Talk to the average person, and they might tell you U.S. Cyber Command is the first real effort the US military has made at addressing cyberspace. The Atlantic Council’s event yesterday, entitled “Lessons From Our Cyber Past: The First Military Cyber Units,” dispelled that myth, and revealed some insights into how exactly the US has been approaching the very real threats posed by our adversaries in the online realm.
Speaking at the event were the leaders of these first forays into cyber: Col. Walter “Dusty” Rhoads, USAF (Ret.), who was the Founding Commander of the 609th Information Warfare Squadron; Lt. Gen. John H. “Soup” Campbell, USAF (Ret.), who was the Founding Commander of Joint Task Force – Computer Network Defense; and Maj. Gen. James D. Bryan, US Army (Ret.), who was the Founding Commander of Joint Task Force, Computer Network Operations. The Atlantic Council’s Jason Healey moderated the event.
All three noted the difficulties they had with the beginnings of their commands. Col. Rhoads noted that his major challenge was the fact that very few people had an understanding of what information warfare (IW) was, meaning it was difficult to develop a mission mindset for it. Gen. Campbell noted that once Eligible Receiver ‘97 took place, in which NSA Red Teams infiltrated DoD computer systems as well as those of critical infrastructure and other systems throughout the country, the lessons learned from that exercise quickly lead to the creation of JTF-CND. Gen. Bryan, on the other hand, found that upon starting his work with JTF-CNO, situational awareness (SA) of the networks and infrastructure was not where it needed to be for the task force to fulfill its role. Within two weeks of working with his personnel, he says, they had full SA and began to recognize the importance of that in the broader mission context.
All three found that one of the major accomplishments of their units was simply getting things moving. Gen. Campbell said a major boon for JTF-CND was incorporating personnel from other fields into the mix, such as lawyers, law enforcement, and intelligence folks.

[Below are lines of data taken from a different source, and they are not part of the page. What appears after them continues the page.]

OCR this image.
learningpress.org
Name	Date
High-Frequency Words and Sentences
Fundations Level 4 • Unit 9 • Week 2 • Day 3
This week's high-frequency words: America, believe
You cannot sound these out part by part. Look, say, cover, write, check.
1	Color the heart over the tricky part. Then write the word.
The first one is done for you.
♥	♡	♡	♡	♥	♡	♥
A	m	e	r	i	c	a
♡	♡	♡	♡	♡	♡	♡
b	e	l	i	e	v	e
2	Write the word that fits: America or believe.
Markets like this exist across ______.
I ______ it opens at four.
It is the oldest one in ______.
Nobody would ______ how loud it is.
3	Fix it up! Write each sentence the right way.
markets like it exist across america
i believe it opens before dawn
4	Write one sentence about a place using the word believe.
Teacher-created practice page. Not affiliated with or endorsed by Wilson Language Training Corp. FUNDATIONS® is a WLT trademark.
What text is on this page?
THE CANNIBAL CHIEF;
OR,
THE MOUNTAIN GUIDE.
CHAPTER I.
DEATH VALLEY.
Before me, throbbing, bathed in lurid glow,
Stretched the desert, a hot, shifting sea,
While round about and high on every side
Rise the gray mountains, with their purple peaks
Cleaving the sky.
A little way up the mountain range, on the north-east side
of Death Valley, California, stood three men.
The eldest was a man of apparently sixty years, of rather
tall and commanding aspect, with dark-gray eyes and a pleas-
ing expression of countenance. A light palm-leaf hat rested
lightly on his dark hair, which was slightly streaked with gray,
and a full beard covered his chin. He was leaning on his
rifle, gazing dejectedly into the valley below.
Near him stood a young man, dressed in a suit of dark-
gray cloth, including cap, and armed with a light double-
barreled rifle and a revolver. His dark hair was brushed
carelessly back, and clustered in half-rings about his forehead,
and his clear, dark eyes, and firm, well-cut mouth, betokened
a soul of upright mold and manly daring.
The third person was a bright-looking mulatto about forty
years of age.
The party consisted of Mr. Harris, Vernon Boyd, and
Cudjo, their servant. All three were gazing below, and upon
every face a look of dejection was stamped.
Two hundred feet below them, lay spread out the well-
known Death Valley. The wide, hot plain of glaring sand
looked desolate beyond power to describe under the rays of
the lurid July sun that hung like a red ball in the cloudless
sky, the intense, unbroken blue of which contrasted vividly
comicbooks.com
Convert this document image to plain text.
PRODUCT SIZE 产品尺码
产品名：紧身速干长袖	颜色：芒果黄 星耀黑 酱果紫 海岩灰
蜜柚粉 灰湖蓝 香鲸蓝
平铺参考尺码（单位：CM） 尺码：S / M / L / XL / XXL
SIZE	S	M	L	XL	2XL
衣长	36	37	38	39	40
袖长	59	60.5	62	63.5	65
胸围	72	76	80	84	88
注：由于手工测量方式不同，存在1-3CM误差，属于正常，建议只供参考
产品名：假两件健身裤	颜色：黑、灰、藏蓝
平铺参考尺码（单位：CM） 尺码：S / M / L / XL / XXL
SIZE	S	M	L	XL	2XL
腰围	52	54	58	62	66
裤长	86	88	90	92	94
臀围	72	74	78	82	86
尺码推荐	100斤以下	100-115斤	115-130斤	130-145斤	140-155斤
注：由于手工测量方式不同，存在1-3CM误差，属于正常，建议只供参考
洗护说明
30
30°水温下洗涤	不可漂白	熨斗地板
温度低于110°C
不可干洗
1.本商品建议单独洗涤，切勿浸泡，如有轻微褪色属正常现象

Doing so added to the capabilities of JTF, and made cooperation with other institutions easier to foster. All three also noted that despite splitting their resources approximately 30% to offense and 70% to defense, the mission time spent on both was largely the opposite. Gen. Bryan observed, on the offensive side, whether you succeeded or failed the nation was still safe. But if you failed on defense, that put the nation at risk. Gen. Campbell echoed this, noting that the risk is much greater for the United States on the defensive side, and that our ability to leverage our cyber infrastructure makes us a big target. He questioned whether our defense of it is commensurate with how much we value it.
Despite the lessons learned and the wealth of experience gleaned from these units, the speakers admitted they weren’t entirely optimistic on the outlook for the future. Referencing Moonlight Maze, an incident in which it was believed hackers from Russia were infiltrating government and education systems, Gen. Campbell expressed concern that the US has seemingly “ceded the battleground to nation states who are stealing our intellectual property.” Gen. Bryan said that the pace of technological development makes strategic assessments and situational awareness difficult to achieve as well. However, Gen. Bryan also noted that as “digital natives” become field grade officers and replace the previous leadership, which he called “digital immigrants,” he sees a real trend coming in terms of knowledgeable people influencing policy in positive ways.
Cultivating knowledgeable digital natives may be easier said than done, however. Healey noted that as a professor, he wants to teach his students about some of these past incidents and threats, so they can learn lessons from them in order to address current policy questions facing the US. Given the extent to which such information is classified, he’s limited to telling his students to “go to Google,” if they want to learn anything about these incidents.
An interesting question that was left somewhat unanswered related to a broader cyber strategy. The questioner declared that the United States is relatively weak in terms of having a national cyber strategy, and suggested that cyber needs its own Alfred Thayer Mahan or Gen. William Mitchell. Gen. Campbell agreed with that assessment, but noted that in the beginning we believed cyber to be a major turning point for military conflict (for example, wars fought purely in cyberspace), but that so far that has turned out not to be the case.
I’ll end on that thought. Do we have an Alfred Mahan or William Mitchell to guide us into the next 10 years of cyberspace, and if so, who? And if not, how can we create an environment in which we can have such visionaries?